Le contexte rend la sortie d’autant plus sensible. Depuis l’accession au pouvoir du duo en mars 2024, plusieurs séquences ont nourri l’hypothèse d’arbitrages parfois divergents entre la Présidence et la Primature. Les nominations, le rythme des réformes, la gestion des dossiers économiques hérités du régime précédent ont fait l’objet de lectures contrastées au sein même de la mouvance présidentielle. Les déclarations d’Aldiouma Sow, qu’elles relèvent du témoignage direct ou du commentaire partisan, viennent cristalliser ces interrogations.

Sonko et Diomaye Faye, un attelage scruté depuis l’élection

La trajectoire du Pastef-Les Patriotes est indissociable du parcours judiciaire d’Ousmane Sonko, dont l’inéligibilité avait conduit la formation à porter Bassirou Diomaye Faye à la candidature présidentielle. Élu dès le premier tour avec plus de 54 % des suffrages, ce dernier a immédiatement nommé son mentor au poste de Premier ministre. Cet arrangement institutionnel, parfois qualifié de bicéphalisme, soulève une question constitutionnelle classique : qui, du président ou du chef du gouvernement, fixe le cap réel ?

Sur le papier, la Constitution sénégalaise confère au chef de l’État la prééminence. Dans les faits, l’influence d’Ousmane Sonko sur l’appareil partisan et sur la base militante reste considérable. Les législatives anticipées de novembre 2024, remportées largement par Pastef, ont consolidé cette assise. Reste que la conduite quotidienne des affaires de l’État impose au président des arbitrages que ses partisans les plus fervents n’accueillent pas toujours favorablement.

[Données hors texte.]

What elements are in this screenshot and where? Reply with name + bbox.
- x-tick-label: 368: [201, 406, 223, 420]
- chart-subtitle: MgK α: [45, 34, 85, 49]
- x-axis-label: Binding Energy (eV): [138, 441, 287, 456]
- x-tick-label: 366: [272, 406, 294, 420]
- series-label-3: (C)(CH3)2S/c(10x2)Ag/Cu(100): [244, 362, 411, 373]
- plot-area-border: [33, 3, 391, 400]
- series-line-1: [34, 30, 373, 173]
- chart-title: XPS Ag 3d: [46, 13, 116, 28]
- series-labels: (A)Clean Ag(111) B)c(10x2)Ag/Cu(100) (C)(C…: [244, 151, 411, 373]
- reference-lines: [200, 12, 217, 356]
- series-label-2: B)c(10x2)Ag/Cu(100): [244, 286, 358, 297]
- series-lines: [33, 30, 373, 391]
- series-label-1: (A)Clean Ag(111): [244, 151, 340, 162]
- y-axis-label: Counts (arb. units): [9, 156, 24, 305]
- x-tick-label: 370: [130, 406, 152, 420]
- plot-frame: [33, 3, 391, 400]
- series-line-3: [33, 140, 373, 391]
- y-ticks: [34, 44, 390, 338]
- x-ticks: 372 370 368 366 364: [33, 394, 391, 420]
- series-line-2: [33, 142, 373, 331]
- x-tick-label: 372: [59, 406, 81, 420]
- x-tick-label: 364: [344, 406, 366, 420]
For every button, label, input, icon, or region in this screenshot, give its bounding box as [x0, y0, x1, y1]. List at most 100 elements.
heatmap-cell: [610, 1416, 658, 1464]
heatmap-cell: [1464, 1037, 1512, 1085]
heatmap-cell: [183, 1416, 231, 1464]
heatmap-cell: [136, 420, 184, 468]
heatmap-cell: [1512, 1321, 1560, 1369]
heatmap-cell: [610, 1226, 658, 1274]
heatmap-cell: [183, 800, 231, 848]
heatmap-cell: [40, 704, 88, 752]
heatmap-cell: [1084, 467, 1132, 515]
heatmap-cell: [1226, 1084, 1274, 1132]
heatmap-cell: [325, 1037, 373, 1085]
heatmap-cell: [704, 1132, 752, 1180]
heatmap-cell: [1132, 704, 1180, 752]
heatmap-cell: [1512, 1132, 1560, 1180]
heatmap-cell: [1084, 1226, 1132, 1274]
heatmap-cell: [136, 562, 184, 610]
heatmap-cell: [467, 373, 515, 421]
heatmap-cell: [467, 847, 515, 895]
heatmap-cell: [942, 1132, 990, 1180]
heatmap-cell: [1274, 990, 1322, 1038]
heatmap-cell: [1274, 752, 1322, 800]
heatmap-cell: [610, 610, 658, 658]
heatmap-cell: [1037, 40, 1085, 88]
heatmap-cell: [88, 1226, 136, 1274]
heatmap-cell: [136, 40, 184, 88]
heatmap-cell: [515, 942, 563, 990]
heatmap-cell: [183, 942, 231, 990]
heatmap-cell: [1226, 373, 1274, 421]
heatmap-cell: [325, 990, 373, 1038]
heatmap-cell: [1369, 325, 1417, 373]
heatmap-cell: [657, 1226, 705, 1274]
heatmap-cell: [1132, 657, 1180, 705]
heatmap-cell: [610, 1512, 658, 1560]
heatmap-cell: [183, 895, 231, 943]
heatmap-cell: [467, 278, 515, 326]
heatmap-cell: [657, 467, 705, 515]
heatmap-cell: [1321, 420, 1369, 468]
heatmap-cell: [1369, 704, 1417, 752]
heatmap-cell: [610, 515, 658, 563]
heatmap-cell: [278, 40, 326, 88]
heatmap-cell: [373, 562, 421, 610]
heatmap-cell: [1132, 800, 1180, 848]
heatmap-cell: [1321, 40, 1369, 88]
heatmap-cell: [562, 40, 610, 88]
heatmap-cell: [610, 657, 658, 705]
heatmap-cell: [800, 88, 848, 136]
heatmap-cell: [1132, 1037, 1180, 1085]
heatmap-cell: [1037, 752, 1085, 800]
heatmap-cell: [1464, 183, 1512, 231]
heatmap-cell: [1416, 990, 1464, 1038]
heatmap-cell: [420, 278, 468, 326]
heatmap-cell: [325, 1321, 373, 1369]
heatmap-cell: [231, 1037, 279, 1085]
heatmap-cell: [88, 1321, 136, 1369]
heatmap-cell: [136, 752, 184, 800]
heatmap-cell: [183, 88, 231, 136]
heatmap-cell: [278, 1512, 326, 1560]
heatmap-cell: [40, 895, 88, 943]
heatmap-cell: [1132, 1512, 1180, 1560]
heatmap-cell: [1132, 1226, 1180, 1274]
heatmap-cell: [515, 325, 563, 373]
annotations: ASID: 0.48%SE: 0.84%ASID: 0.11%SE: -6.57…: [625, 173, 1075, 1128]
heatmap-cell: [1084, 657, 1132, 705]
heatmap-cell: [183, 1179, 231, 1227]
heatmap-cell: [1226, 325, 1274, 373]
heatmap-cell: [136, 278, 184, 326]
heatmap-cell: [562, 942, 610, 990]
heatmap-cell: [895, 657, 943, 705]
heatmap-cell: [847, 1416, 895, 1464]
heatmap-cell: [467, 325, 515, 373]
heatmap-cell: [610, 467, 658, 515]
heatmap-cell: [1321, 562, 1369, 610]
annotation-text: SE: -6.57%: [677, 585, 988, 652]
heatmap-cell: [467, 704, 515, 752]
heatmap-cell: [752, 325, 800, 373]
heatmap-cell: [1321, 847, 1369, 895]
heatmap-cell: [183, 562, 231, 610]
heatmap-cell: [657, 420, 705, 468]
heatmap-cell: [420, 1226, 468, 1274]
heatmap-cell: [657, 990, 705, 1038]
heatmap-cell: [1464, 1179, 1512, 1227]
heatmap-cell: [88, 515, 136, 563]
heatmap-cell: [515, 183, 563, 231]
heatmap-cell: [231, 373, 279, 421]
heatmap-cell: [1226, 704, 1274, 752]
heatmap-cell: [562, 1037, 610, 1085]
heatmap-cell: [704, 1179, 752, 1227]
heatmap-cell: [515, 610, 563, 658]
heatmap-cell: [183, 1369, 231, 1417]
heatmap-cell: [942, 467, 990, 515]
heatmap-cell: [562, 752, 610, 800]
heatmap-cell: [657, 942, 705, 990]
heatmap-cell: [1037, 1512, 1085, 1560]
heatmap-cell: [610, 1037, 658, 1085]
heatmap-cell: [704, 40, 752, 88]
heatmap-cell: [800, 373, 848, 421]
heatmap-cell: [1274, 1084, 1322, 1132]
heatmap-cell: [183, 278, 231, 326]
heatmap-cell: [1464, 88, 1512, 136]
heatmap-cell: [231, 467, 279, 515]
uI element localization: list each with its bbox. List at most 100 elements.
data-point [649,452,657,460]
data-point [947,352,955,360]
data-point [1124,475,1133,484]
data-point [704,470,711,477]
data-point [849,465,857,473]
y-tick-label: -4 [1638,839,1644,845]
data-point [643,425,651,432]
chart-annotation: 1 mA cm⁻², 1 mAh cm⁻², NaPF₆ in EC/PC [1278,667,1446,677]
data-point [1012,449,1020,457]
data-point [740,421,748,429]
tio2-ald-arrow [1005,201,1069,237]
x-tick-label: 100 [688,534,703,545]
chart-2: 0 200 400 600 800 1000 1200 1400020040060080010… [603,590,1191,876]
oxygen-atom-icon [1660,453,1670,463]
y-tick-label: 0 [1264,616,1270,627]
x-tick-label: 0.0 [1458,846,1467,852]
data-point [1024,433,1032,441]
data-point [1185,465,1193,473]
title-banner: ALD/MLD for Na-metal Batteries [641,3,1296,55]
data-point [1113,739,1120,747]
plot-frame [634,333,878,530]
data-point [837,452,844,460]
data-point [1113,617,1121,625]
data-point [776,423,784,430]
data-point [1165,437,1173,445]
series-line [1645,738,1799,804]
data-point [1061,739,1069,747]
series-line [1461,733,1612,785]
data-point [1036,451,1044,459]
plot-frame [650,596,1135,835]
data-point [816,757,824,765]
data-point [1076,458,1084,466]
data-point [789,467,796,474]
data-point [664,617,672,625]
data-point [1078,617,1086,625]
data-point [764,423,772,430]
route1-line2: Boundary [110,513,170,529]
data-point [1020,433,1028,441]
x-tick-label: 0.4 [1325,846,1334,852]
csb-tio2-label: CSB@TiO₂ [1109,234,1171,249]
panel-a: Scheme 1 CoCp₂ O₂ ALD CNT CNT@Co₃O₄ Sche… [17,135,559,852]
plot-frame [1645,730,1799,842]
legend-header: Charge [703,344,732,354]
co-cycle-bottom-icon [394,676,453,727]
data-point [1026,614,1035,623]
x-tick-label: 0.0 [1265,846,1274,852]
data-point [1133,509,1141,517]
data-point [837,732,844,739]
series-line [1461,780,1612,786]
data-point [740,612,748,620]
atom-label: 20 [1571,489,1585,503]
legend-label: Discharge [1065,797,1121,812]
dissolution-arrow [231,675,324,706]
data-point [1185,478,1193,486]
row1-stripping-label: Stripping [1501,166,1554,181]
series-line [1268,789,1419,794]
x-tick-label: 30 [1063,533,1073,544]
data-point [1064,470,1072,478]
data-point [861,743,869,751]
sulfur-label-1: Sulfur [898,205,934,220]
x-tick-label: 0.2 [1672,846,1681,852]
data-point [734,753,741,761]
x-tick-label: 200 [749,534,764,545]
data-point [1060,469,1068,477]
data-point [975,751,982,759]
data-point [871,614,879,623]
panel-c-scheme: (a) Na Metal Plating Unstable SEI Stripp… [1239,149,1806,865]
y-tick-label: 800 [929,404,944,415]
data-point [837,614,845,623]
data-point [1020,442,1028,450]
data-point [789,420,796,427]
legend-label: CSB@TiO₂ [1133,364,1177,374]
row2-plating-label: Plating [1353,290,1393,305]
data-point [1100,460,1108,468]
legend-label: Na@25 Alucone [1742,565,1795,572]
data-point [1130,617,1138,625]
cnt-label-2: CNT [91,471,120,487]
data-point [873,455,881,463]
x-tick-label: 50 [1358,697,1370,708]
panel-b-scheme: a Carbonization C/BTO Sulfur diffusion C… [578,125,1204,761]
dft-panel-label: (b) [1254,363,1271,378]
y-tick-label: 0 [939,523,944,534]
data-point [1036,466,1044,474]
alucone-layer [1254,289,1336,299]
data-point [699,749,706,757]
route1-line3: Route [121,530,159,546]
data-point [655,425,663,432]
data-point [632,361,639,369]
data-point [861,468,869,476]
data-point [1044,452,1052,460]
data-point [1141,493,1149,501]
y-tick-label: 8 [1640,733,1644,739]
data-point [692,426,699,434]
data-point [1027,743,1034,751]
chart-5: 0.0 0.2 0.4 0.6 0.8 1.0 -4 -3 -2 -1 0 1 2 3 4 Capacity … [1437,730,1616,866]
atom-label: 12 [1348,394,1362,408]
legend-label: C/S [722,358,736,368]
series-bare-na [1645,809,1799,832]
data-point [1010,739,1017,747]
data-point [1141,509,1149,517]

Un signal politique pour les partenaires économiques et diplomatiques

Pour les investisseurs et les partenaires bilatéraux du Sénégal, la stabilité du couple exécutif n’est pas une question secondaire. Dakar négocie avec le Fonds monétaire international (FMI) un nouveau cadre de coopération après la révélation, en 2024, d’écarts importants dans les statistiques de finances publiques héritées de l’ancien gouvernement. Les chantiers liés à l’exploitation du gaz du champ Grand Tortue Ahmeyim, à la renégociation annoncée de certains contrats miniers et à la refonte du code pétrolier exigent une ligne politique claire et constante.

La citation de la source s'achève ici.